Bugün Türkistan’ın daha çok “Doğu Türkistan” diye bilinen ve çoğunlukla Uygur Türklerinin yaşadığı kısmı hâlen Çin idaresi altındadır. Kazakistan, Türkmenistan, Özbekistan, Kırgızistan, Tacikistan cumhuriyetlerinin bulunduğu ve toplu olarak Batı Türkistan diyebileceğimiz kısmı ise, önce 1730’lardan itibaren Çarlık Rusyası’nın idaresi altına girmiş, sonra da SSCB sınırları içinde kalmıştır. Rus Çarlığı’nın işgalinden sonra Batı Türkistan topraklarının bir bölümü, Türkistan Genel Valiliği’ni meydana getiren, eski dönemlerdeki Buhara ve Hive Hanlıklarına, diğer bölümü de Rus idarî taksimatında Sahra Vilâyetleri (stepnıe oblasti) olarak bilinen Kazakistan’a aittir (Togan 1981: 1).

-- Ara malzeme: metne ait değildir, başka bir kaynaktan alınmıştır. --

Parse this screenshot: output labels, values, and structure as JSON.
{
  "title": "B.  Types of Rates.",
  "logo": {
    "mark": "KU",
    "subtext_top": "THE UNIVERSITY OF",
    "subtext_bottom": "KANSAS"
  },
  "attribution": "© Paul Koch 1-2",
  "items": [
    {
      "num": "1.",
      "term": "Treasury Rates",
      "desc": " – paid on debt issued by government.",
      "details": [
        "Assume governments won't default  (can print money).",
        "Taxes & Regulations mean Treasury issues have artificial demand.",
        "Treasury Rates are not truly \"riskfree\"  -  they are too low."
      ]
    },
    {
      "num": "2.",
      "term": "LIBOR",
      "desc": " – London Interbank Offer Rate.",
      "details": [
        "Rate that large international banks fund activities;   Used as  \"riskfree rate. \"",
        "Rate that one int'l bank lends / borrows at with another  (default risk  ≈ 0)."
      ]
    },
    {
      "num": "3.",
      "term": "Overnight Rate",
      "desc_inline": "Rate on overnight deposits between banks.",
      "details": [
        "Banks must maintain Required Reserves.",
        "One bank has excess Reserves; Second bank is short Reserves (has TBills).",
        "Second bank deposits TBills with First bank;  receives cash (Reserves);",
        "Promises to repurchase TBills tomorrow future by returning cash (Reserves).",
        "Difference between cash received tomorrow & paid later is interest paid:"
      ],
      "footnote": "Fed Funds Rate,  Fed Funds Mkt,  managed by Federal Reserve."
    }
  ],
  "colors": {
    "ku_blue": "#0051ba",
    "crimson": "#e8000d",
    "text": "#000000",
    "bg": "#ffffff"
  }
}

Çingizliler, 1221’de Harzemşahlar’ın başkenti Gürgenç’i zaptedip 13. yüzyıl başlarında bu devlete son verdiler. Türkistan, bundan sonra Çingiz Türk-Moğol imparatorluğu içinde Çağatay Ulusu’nun eline geçti. Çağatay Ulusu 13.-14. yüzyıllarda hâkimiyet sürdü. 1370 yılında Timur (1336-1405), Çağatay Devleti’ne son verdi. Timur, Türk Barlas boyu Beyi Taragay’ın oğlu idi. O, Türkistan’da askerî bir lider ve devlet adamı olarak 1370-1404 yılları arasında geçen otuz iki yıllık süreçte doğuda Altay Dağları’na, batıda Karadeniz ve Akdeniz’e, güneyde İndus’a kadar uzanan güçlü bir imparatorluk kurdu. Timur Devleti, genel Türk tarihinin kaderinin değişmesinde önemli bir rol oynadı. Timur Devleti, Cengiz Hanın oğlu Cocı’nın soyundan gelen hanlar tarafından kurulan, Çağdaş Türk Dünyası tarihinin kilit noktasında yer alan Altın Orda Hanlığı’nın tarih sahnesinden silinmesinde önemli bir rol oynadı. Timur, önceleri kendisine sadık olan ve destekleyerek İdil boyundaki Altın Orda tahtına oturttuğu Toktamış Han ile arası bozulunca Altın Orda’ya düzenlediği seferler sonucunda Toktamış Han’ı yendi ve Altın Orda’yı güçsüz bıraktı. Altın Orda Hanlığı’nda Toktamış öncesinde olduğu gibi taht kavgaları baş gösterdi. Taht kavgaları sonucunda zayıflayan Altın Orda parçalanmak zorunda kaldı (Hayit 1995: 1-3). Altın Orda Devleti’nin topraklarında ayrı ayrı hanlıklar kuruldu. Bu hanlıklar: Kazan Hanlığı, Kırım Hanlığı, Sibir Hanlığı, Astarhan Hanlığı, Kasım Hanlığı ve Nogay Ordası idi.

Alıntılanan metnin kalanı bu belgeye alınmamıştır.